William Navin, Jeffrey's brother and co-owner of the refuse company, told Easton police that his brother had not shown up for work, which was highly unusual, an affidavit said. He also said that Kyle Navin was the last to see the couple.
Family members and friends had been trying to call the Navins, but their phones appeared to have been turned off, according to Jeffrey Navin's brother.
Law enforcement officers later obtained cell data for the couple. Both phones pinged the same cell tower in Bridgeport, Connecticut -- "in the vicinity of (Kyle) Navin's residence," the affidavit said.
Police: inconsistent accounts
The same day the Navins were reported missing, law enforcement officers spoke to Kyle Navin.
He confirmed to police that he saw his parents the morning of August 4 and that they invited him to dinner that evening, but he declined because he was in pain from a back injury, the affidavit said.

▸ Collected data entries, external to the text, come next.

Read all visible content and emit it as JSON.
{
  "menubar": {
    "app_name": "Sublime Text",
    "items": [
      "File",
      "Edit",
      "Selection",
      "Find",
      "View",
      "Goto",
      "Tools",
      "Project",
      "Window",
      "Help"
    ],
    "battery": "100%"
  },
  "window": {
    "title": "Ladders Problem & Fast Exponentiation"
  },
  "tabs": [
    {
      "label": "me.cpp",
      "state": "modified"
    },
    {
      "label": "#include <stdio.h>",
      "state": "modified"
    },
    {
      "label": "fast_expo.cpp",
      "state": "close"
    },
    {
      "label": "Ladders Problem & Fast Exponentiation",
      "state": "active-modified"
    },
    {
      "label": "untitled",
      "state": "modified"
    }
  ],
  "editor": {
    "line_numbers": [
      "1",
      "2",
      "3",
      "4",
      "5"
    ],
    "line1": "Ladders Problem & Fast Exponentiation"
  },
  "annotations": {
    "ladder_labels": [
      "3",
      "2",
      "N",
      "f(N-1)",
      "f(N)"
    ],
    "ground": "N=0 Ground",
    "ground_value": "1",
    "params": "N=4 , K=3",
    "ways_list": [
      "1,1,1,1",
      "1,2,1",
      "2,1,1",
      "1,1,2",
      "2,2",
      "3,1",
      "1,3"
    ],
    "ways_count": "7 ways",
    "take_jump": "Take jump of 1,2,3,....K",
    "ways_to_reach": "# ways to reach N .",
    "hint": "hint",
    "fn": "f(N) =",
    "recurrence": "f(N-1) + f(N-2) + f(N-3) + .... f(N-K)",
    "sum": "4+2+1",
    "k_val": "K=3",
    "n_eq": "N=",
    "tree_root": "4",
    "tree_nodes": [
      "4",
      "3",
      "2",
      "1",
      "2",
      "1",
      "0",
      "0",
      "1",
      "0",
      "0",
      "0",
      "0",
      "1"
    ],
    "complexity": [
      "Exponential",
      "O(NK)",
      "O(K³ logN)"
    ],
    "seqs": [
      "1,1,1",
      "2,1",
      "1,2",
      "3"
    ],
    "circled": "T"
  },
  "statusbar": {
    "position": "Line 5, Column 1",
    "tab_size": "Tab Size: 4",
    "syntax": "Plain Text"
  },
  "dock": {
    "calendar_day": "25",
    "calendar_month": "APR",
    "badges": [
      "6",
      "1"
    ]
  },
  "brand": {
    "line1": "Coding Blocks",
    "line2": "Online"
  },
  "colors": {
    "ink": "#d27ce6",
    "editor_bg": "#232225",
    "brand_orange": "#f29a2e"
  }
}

Authorities interviewed Kyle Navin three more times during a 10-day period. He gave police inconsistent accounts of the interactions he had with his parents the last time that they were seen, the affidavit said.
Cell phone records
Kyle Navin also told authorities he continued to contact his father via telephone the afternoon of August 4 solely about work and his back injury.
But cell phone records reviewed by law enforcement officers show otherwise:
"I'm not going home till I know mom is okay... did you hurt mom?" said a text message Jeffrey Navin sent to his son, according to the affidavit.
"No Absolutely not. Why would you think," Kyle replied.
"I go home and get framed for murder... I'm going to the police first," the father responded.
A half hour before Jeffrey Navin's phone is last registered as being used -- at 12:57 p.m. -- there was another text message to his son: "U R setting me up."
Two hours later, a security camera video also captured Jeffrey Navin's garbage truck being driven toward the couple's home with the car of Kyle's girlfriend following behind, the affidavit said.
Nearly 30 minutes later, the girlfriend's car was spotted going in the opposite direction. The girlfriend later told authorities that Kyle drove his father's truck to their home, she followed him and then drove him back to their residence and "could offer no reason as to why or how Jeffrey's truck came to be in Bridgeport or why Navin needed to drive the truck back to Easton."